Pechino pronta all'azione
Insomma, stavolta pare che il governo sia veramente pronto ad agire. "Il vero ostacolo a una ripresa della crescita è la mancanza di fiducia", ha scritto Ting Lu, capo economista cinese di Nomura. La situazione è seria. Gli studenti universitari che si stanno laureando quest'estate hanno pubblicato online immagini virali che li mostrano mentre gettano i loro certificati di laurea nei bidoni della spazzatura, o si sdraiano a terra, a faccia in giù, per esprimere in modo plateale il loro abbattimento.
Ting Lu non usa mezzi termini per esprimere la sua preoccupazione e sostiene che la Cina sta diventando sempre più simile al Giappone degli anni '90, quando l'indebolimento della fiducia dopo un crollo immobiliare mise in ginocchio l'economia nipponica innescando un periodo di deflazione e crescita debole.
Nomura ha abbassato le sue previsioni di crescita del Pil cinese, portandolo al 5,1% e al 3,9% nel 2023 e nel 2024, dal precedente 5,5% e 4,2%. Gli economisti di Morgan Stanley sono più ottimisti e prevedono che i nuovi stimoli consentiranno all'economia del Dragone di riprendersi nel terzo trimestre, favorendo i consumi, mentre il resto lo farà il crescente predominio della Cina nella catena di approvvigionamento delle energie rinnovabili, che rafforzerà ulteriormente la crescita.

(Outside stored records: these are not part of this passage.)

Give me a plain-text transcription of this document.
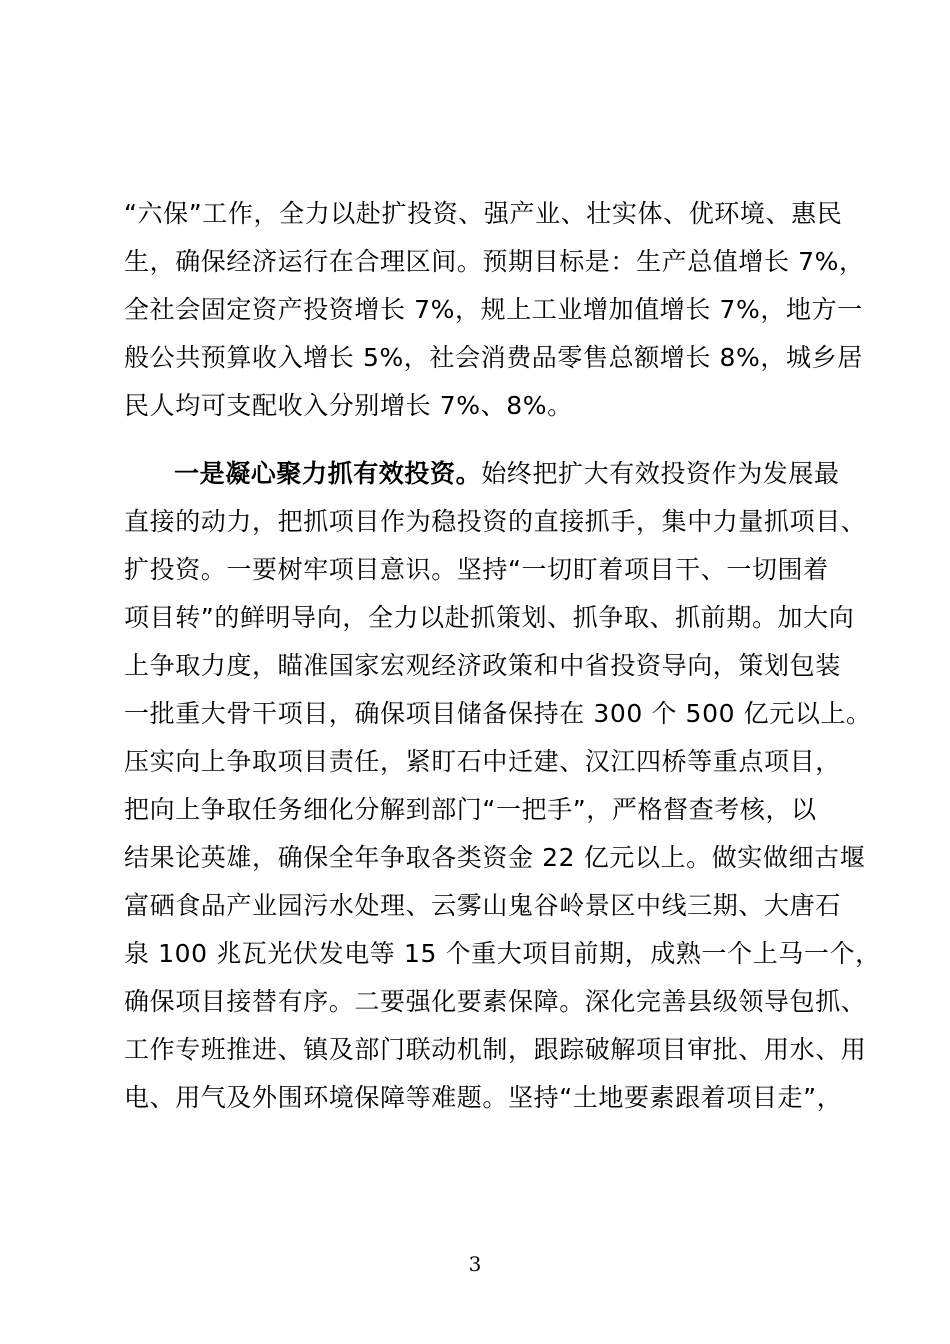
“六保”工作，全力以赴扩投资、强产业、壮实体、优环境、惠民
生，确保经济运行在合理区间。预期目标是：生产总值增长 7%，
全社会固定资产投资增长 7%，规上工业增加值增长 7%，地方一
般公共预算收入增长 5%，社会消费品零售总额增长 8%，城乡居
民人均可支配收入分别增长 7%、8%。
一是凝心聚力抓有效投资。始终把扩大有效投资作为发展最
直接的动力，把抓项目作为稳投资的直接抓手，集中力量抓项目、
扩投资。一要树牢项目意识。坚持“一切盯着项目干、一切围着
项目转”的鲜明导向，全力以赴抓策划、抓争取、抓前期。加大向
上争取力度，瞄准国家宏观经济政策和中省投资导向，策划包装
一批重大骨干项目，确保项目储备保持在 300 个 500 亿元以上。
压实向上争取项目责任，紧盯石中迁建、汉江四桥等重点项目，
把向上争取任务细化分解到部门“一把手”，严格督查考核，以
结果论英雄，确保全年争取各类资金 22 亿元以上。做实做细古堰
富硒食品产业园污水处理、云雾山鬼谷岭景区中线三期、大唐石
泉 100 兆瓦光伏发电等 15 个重大项目前期，成熟一个上马一个，
确保项目接替有序。二要强化要素保障。深化完善县级领导包抓、
工作专班推进、镇及部门联动机制，跟踪破解项目审批、用水、用
电、用气及外围环境保障等难题。坚持“土地要素跟着项目走”，
3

Altri ritengono che Pechino dovrà andare oltre, con misure come l'offerta di sussidi in contanti alle famiglie. Uno dei limiti maggiori per la Cina è che non ha buone alternative ai massicci investimenti in progetti di grandi dimensioni come ponti e metropolitane e la promozione della vendita di immobili.

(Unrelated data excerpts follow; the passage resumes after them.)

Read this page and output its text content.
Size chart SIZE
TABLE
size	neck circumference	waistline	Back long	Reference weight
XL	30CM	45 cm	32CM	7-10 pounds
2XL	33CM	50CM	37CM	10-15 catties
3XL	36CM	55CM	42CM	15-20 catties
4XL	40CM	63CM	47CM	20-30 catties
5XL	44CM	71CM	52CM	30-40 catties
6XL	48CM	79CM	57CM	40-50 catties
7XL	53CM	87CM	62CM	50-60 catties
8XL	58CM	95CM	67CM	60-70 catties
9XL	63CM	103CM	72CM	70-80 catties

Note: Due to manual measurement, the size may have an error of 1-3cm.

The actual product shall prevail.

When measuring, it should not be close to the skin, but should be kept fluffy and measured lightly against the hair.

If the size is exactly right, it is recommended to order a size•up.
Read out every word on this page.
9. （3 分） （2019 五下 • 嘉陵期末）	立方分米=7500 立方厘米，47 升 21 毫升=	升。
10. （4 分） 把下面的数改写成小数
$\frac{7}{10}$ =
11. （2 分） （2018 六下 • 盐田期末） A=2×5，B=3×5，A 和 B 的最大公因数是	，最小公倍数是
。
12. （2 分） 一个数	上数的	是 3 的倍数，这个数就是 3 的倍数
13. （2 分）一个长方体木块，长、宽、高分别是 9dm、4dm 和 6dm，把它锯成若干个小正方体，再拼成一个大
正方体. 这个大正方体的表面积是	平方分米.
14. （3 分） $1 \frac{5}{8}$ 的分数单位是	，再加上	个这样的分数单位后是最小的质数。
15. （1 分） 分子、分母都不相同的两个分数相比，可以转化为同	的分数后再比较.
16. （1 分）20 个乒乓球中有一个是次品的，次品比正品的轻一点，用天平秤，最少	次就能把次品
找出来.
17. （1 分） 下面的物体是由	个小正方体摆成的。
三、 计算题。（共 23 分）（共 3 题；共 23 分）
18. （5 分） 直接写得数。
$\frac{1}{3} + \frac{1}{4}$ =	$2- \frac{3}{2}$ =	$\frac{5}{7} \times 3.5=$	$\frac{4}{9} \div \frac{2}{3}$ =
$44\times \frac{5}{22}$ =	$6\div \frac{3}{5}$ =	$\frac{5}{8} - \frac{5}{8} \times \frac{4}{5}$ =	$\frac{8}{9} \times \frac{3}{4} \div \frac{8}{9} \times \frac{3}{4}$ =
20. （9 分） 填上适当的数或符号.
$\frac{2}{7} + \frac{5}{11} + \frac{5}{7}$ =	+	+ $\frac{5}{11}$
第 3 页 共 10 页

E negli ultimi anni, le repressioni normative nei settori dell'alta tecnologia e dell'istruzione hanno reso molti imprenditori cauti nel lanciare nuovi investimenti. Insomma, Pechino deve affrontare una difficile sfida che mette in gioco il suo stesso tradizionale modello di sviluppo e deve farlo mentre la disputa sull'hi-tech, e in particolare sui chip, che è al cuore della competizione tra Cina e Stati Uniti e per la supremazia tecnologica, non è ancora stata risolta.

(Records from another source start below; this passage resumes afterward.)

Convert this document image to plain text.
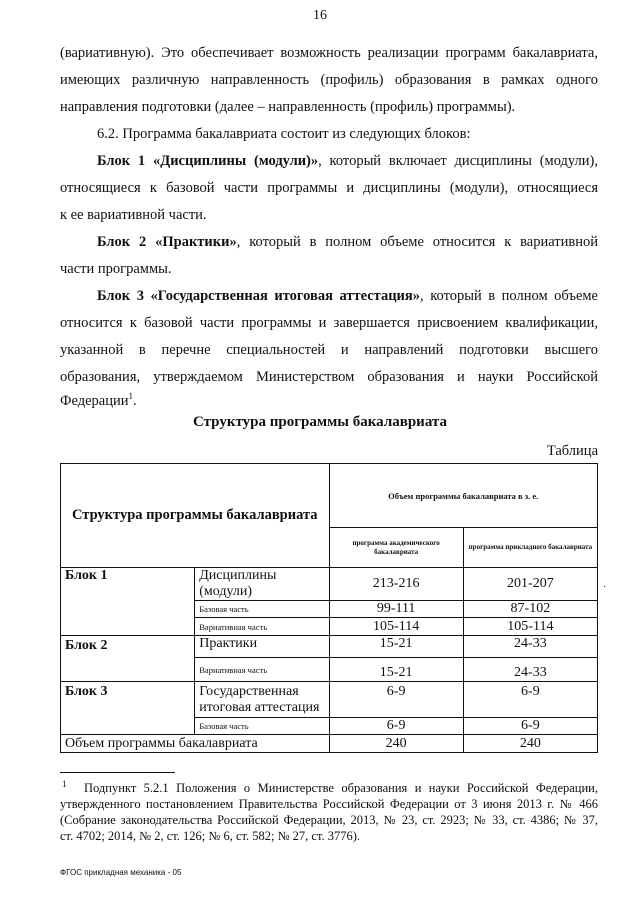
16
(вариативную). Это обеспечивает возможность реализации программ бакалавриата,
имеющих различную направленность (профиль) образования в рамках одного
направления подготовки (далее – направленность (профиль) программы).
6.2. Программа бакалавриата состоит из следующих блоков:
Блок 1 «Дисциплины (модули)», который включает дисциплины (модули),
относящиеся к базовой части программы и дисциплины (модули), относящиеся
к ее вариативной части.
Блок 2 «Практики», который в полном объеме относится к вариативной
части программы.
Блок 3 «Государственная итоговая аттестация», который в полном объеме
относится к базовой части программы и завершается присвоением квалификации,
указанной в перечне специальностей и направлений подготовки высшего
образования, утверждаемом Министерством образования и науки Российской
Федерации$^1$.
Структура программы бакалавриата
Таблица
Структура программы бакалавриата		Объем программы бакалавриата в з. е.	
		программа академического бакалавриата	программа прикладного бакалавриата
Блок 1	Дисциплины (модули)	213-216	201-207
	Базовая часть	99-111	87-102
	Вариативная часть	105-114	105-114
Блок 2	Практики	15-21	24-33
	Вариативная часть	15-21	24-33
Блок 3	Государственная итоговая аттестация	6-9	6-9
	Базовая часть	6-9	6-9
Объем программы бакалавриата		240	240
·
1 Подпункт 5.2.1 Положения о Министерстве образования и науки Российской Федерации,
утвержденного постановлением Правительства Российской Федерации от 3 июня 2013 г. № 466
(Собрание законодательства Российской Федерации, 2013, № 23, ст. 2923; № 33, ст. 4386; № 37,
ст. 4702; 2014, № 2, ст. 126; № 6, ст. 582; № 27, ст. 3776).
ФГОС прикладная механика - 05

Pechino, vorrebbe disinnescare la "guerra dei chip", fatta di restrizioni alle esportazioni di queste componenti, fondamentali per gli smartphone, i prodotti elettronici e attrezzature militari. Oltre agli Stati Uniti, anche i Paesi Bassi, e più recentemente il Giappone, hanno avviato controlli all'export cinese.
Le autorità di Pechino ormai hanno capito non possono più rischiare di aspettare che la ripresa si avvii da sola e dovranno mettere in campo un bel po' di stimoli per evitare che il rallentamento della crescita peggiori.